Of course others, family and friends, offered something different. “Tomorrow will be better.” “It could have been worse.” I don’t mean to be critical. It’s just that platitudes or a cheer-up-things-will-get-better would have fallen so flat in easing my son and daughter-in-law’s emotional pain.

There is a time for something simple and traditional in moments that are challenging. When someone gets downsized it could be a time to say, “With losses come opportunities.” “Life is full of changes and you have to roll with the punches.” But that might come later. At first, having the heart and time to say something real and be present in the moment with the other person can meet the longing for truth —some things are hard, some things just hurt so much, and I’m right here in it with you.

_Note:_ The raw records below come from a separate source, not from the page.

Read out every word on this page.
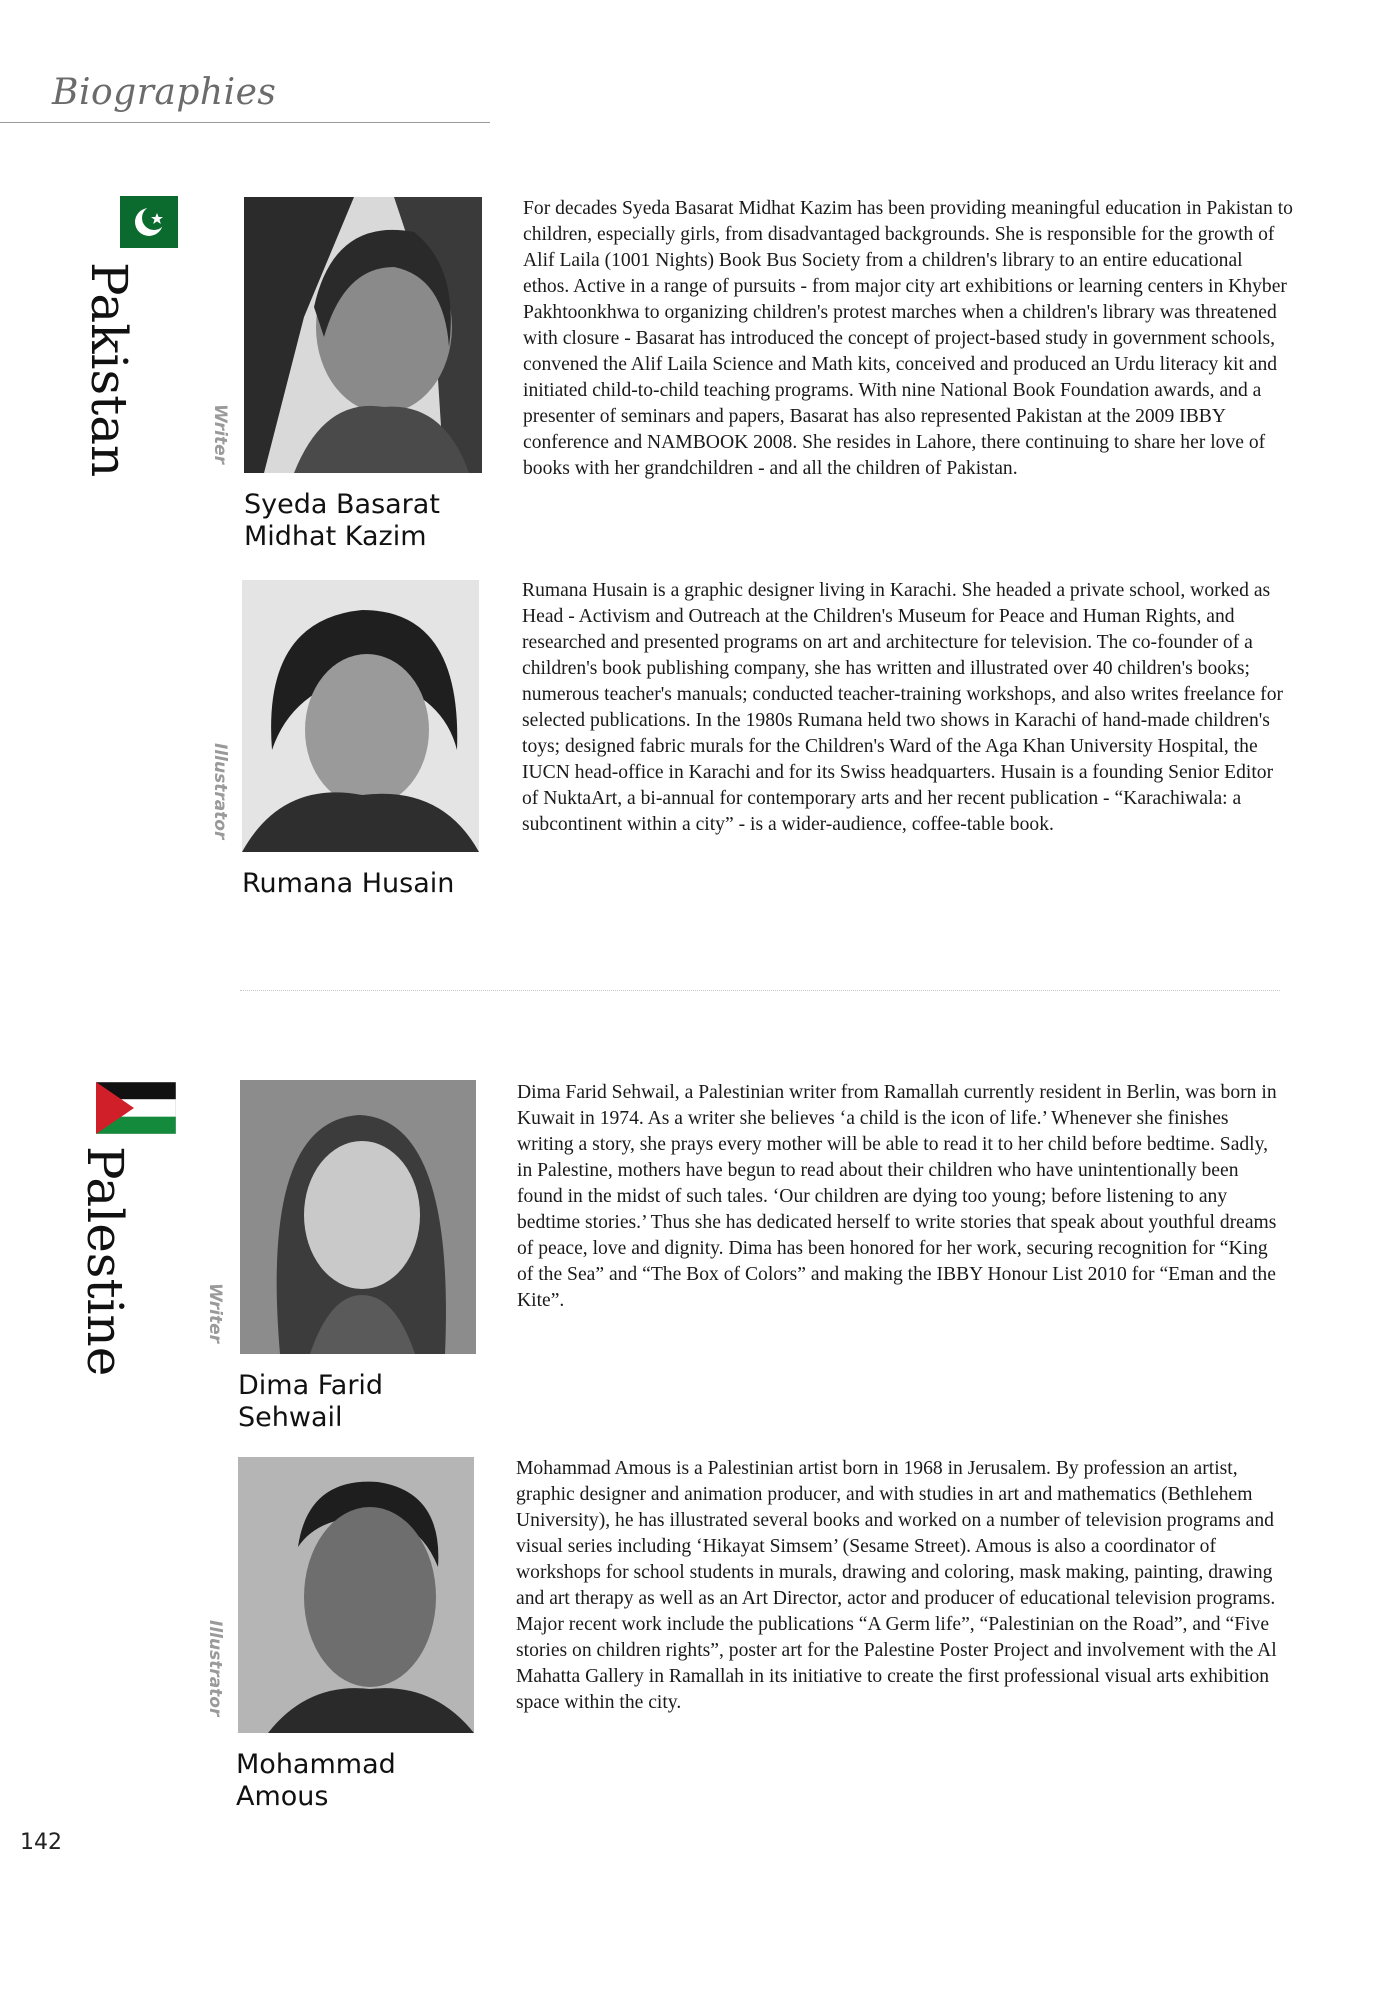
Biographies
Pakistan	Writer
Syeda Basarat
Midhat Kazim
For decades Syeda Basarat Midhat Kazim has been providing meaningful education in Pakistan to children, especially girls, from disadvantaged backgrounds. She is responsible for the growth of Alif Laila (1001 Nights) Book Bus Society from a children's library to an entire educational ethos. Active in a range of pursuits - from major city art exhibitions or learning centers in Khyber Pakhtoonkhwa to organizing children's protest marches when a children's library was threatened with closure - Basarat has introduced the concept of project-based study in government schools, convened the Alif Laila Science and Math kits, conceived and produced an Urdu literacy kit and initiated child-to-child teaching programs. With nine National Book Foundation awards, and a presenter of seminars and papers, Basarat has also represented Pakistan at the 2009 IBBY conference and NAMBOOK 2008. She resides in Lahore, there continuing to share her love of books with her grandchildren - and all the children of Pakistan.
Illustrator
Rumana Husain
Rumana Husain is a graphic designer living in Karachi. She headed a private school, worked as Head - Activism and Outreach at the Children's Museum for Peace and Human Rights, and researched and presented programs on art and architecture for television. The co-founder of a children's book publishing company, she has written and illustrated over 40 children's books; numerous teacher's manuals; conducted teacher-training workshops, and also writes freelance for selected publications. In the 1980s Rumana held two shows in Karachi of hand-made children's toys; designed fabric murals for the Children's Ward of the Aga Khan University Hospital, the IUCN head-office in Karachi and for its Swiss headquarters. Husain is a founding Senior Editor of NuktaArt, a bi-annual for contemporary arts and her recent publication - “Karachiwala: a subcontinent within a city” - is a wider-audience, coffee-table book.
Palestine	Writer
Dima Farid
Sehwail
Dima Farid Sehwail, a Palestinian writer from Ramallah currently resident in Berlin, was born in Kuwait in 1974. As a writer she believes ‘a child is the icon of life.’ Whenever she finishes writing a story, she prays every mother will be able to read it to her child before bedtime. Sadly, in Palestine, mothers have begun to read about their children who have unintentionally been found in the midst of such tales. ‘Our children are dying too young; before listening to any bedtime stories.’ Thus she has dedicated herself to write stories that speak about youthful dreams of peace, love and dignity. Dima has been honored for her work, securing recognition for “King of the Sea” and “The Box of Colors” and making the IBBY Honour List 2010 for “Eman and the Kite”.
Illustrator
Mohammad
Amous
Mohammad Amous is a Palestinian artist born in 1968 in Jerusalem. By profession an artist, graphic designer and animation producer, and with studies in art and mathematics (Bethlehem University), he has illustrated several books and worked on a number of television programs and visual series including ‘Hikayat Simsem’ (Sesame Street). Amous is also a coordinator of workshops for school students in murals, drawing and coloring, mask making, painting, drawing and art therapy as well as an Art Director, actor and producer of educational television programs. Major recent work include the publications “A Germ life”, “Palestinian on the Road”, and “Five stories on children rights”, poster art for the Palestine Poster Project and involvement with the Al Mahatta Gallery in Ramallah in its initiative to create the first professional visual arts exhibition space within the city.
142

Some platitudes are fun to ponder. What platitudes do you know?

2 comments:

Liz Flaherty said...

This is really interesting, and I like the scene between Sterling and Lacy. Personally, I prefer platitudes to the silence that comes from not knowing what to say. I'm one of those adults who isn't always skilled at communication--and when I am, it's usually WRITTEN communication. :-)

I enjoyed the post!

Luanna Stewart said...

I love that scene between Sterling and Lacy! A couple of my chat friends and I play something similar when we're bemoaning the writer life. I'm also one of those adults who doesn't know what to say in a difficult or painful situation. So I opt for the truth and say that I don't know what to say. It keeps the conversation going and gives me time to offer some comfort.